A Salvador cada vez le gustaba más aquel chico. No mostraba la servidumbre a la que él estaba acostumbrado, pero tampoco era un descaro insolente. La actitud de quien no quería sacarle nada ni tampoco deberle nada.

Francisco estaba acostumbrado a lidiar con hombres hechos y derechos desde que tenía doce años. Sabía lo que era intentar ganarse la vida desde bien joven y su padre le había enseñado a ser educado y respetuoso, pero también a no dejarse intimidar por alguien que solo le superara en clase social.

—¿Novia? —volvió a preguntar Salvador. Fue Francisco entonces quien levantó una ceja.

—Eres insistente, ¿eh? —Y mientras sonreía, le contestó—. Sí, Cándida se llama.

—¿Y por qué no estás con ella en vez de ir por ahí sentándote solo en los bancos?

—Trabaja cosiendo en casa con su madre. Nuestros padres son amigos y el mío no quiere que la distraiga de su trabajo. Nos vemos los sábados y domingos para dar un paseo. ¿Contento?

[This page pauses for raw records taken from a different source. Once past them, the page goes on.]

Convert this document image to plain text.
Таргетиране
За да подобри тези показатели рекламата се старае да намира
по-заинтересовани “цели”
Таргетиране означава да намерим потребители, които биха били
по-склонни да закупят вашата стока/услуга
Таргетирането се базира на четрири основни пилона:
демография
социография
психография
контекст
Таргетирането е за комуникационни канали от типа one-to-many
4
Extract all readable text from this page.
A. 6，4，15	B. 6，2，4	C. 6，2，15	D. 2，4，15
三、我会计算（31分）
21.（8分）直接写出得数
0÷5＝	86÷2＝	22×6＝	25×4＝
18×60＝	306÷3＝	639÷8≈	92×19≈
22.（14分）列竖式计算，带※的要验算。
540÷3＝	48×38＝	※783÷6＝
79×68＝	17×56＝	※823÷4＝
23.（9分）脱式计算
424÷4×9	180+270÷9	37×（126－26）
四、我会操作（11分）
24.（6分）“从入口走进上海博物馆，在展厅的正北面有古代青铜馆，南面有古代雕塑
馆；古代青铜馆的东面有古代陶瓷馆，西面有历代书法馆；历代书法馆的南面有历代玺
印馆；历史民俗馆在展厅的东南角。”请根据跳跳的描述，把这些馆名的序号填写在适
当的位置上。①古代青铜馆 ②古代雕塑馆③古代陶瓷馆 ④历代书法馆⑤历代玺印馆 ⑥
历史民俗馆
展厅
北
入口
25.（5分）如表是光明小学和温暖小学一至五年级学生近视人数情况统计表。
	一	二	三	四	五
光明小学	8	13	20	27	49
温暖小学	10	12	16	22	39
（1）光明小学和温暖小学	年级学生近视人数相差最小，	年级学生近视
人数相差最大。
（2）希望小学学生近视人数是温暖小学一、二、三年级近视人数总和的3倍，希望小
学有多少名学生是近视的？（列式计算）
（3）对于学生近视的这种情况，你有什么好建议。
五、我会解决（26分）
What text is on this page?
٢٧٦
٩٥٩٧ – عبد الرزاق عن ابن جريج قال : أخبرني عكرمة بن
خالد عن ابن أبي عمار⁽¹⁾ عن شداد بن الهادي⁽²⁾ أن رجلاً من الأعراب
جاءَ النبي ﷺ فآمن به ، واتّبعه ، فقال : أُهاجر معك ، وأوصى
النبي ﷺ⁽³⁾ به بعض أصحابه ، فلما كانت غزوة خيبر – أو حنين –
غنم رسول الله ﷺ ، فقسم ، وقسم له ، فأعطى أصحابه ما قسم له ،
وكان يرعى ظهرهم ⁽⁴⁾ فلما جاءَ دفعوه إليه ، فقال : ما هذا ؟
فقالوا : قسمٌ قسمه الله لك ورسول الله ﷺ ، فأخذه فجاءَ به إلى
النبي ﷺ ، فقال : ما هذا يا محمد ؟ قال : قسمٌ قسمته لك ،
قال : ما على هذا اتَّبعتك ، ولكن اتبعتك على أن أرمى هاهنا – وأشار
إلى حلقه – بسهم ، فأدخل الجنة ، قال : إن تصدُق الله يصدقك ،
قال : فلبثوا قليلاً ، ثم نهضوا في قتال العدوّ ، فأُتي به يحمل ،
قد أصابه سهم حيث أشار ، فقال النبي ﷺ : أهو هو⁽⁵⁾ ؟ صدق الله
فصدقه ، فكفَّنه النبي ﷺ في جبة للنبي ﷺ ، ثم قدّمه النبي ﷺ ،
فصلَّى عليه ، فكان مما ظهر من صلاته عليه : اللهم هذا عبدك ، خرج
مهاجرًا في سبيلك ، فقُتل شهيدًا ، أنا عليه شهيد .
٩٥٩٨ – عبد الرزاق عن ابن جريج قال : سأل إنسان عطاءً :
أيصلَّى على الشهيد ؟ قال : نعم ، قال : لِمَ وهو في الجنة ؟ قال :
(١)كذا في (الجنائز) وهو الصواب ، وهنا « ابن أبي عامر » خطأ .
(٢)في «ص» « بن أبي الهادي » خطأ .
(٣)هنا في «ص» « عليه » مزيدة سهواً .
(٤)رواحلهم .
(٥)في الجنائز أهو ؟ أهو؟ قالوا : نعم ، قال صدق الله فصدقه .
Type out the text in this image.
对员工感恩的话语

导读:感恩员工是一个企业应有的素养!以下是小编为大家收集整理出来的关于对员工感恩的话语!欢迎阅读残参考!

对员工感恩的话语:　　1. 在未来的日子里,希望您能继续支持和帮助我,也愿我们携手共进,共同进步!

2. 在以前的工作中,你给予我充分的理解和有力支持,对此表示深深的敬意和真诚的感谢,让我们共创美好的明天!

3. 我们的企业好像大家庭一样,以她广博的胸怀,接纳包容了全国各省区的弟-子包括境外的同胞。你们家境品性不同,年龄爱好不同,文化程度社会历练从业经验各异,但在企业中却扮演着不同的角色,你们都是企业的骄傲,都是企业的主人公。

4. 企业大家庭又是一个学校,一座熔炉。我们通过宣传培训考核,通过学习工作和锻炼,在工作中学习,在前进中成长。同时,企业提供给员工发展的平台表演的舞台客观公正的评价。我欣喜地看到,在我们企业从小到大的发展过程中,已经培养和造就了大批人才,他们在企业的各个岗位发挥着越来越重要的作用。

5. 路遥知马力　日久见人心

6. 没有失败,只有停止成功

—Contento, Francisco, muy contento. —Y sonriendo de nuevo, le pegó una ligera palmada en el hombro mientras caminaban.

Iba oscureciendo mientras caminaban. El otoño de 1915 acababa de empezar y los días ya acortaban. En aquel año en que los rumores de la guerra que se libraba en Europa eran lejanos en España, Valencia seguía su proceso de transformación modernista que había empezado con aquella Exposición que Francisco había vivido tan de cerca.

—Te toca, háblame de ti —terció Francisco después de un par de minutos de silencio.

—Verás…—Salvador le hablaba sin mirarle—, en mi familia, los hombres tienen que ser abogados. Viene de generaciones. Nuestro segundo apellido podría ser «Abogado». Mi abuelo, Vicente Arribas, abogado. Mi padre, Federico Arribas, abogado. Mi hermano mayor, Federico Arribas hijo, abogado. El deseo de mi padre era legarnos su despacho a mi hermano y a mí. Solo que el mío no lo era —sonrió como si recordara una travesura—. Papeles y más papeles, pleitos, juzgados… eso no era para mí. Mi hermano está encantado, ya no tendrá que repartir beneficios con nadie. El despacho de mi padre trabaja para una rama de la familia Trénor, con lo que trabajo no falta. Yo me decidí por la medicina. Con un poco de suerte, podré ver las piernas de alguna bonita paciente.

—¿Novia?

—Varias. Aún estoy decidiendo cuál me conviene más.

—¿Por la familia de la que provenga?

—Entre otras cosas, Francisco —dijo Salvador con su traviesa sonrisa.

A Francisco le gustaba aquel tipo. Detrás de la imagen estirada aparecía un pícaro, un frívolo con la vida resuelta por la herencia que sus padres le dejarían, y que poco importaba que ejerciera o no de médico. Pero, también, simpático y amable aunque acabaran de conocerse, aunque pertenecieran a mundos distintos. Como podría comprobar con el tiempo, esa actitud solo era la interpretación de un personaje, una pose. Salvador era un estudiante excepcional, vivo y despierto, que con los años sería uno de los grandes médicos de la ciudad de Valencia. Su actitud era el muro que había construido para que el enfado y disgusto de su padre no le afectara.

—Yo me quedo aquí —dijo Salvador ante el jardincillo de una casa palaciega de tres plantas, pasadas las Torres de Quart —ven mañana a la facultad y hablaremos.

—¿De qué quieres hablar? —preguntó Francisco.

—¿Quieres ganarte unas pesetas?

—Siempre. Y siempre que sea legal, no quiero líos.

—Necesito a alguien listo, como tú. Todo legal… recuerda que casi soy abogado.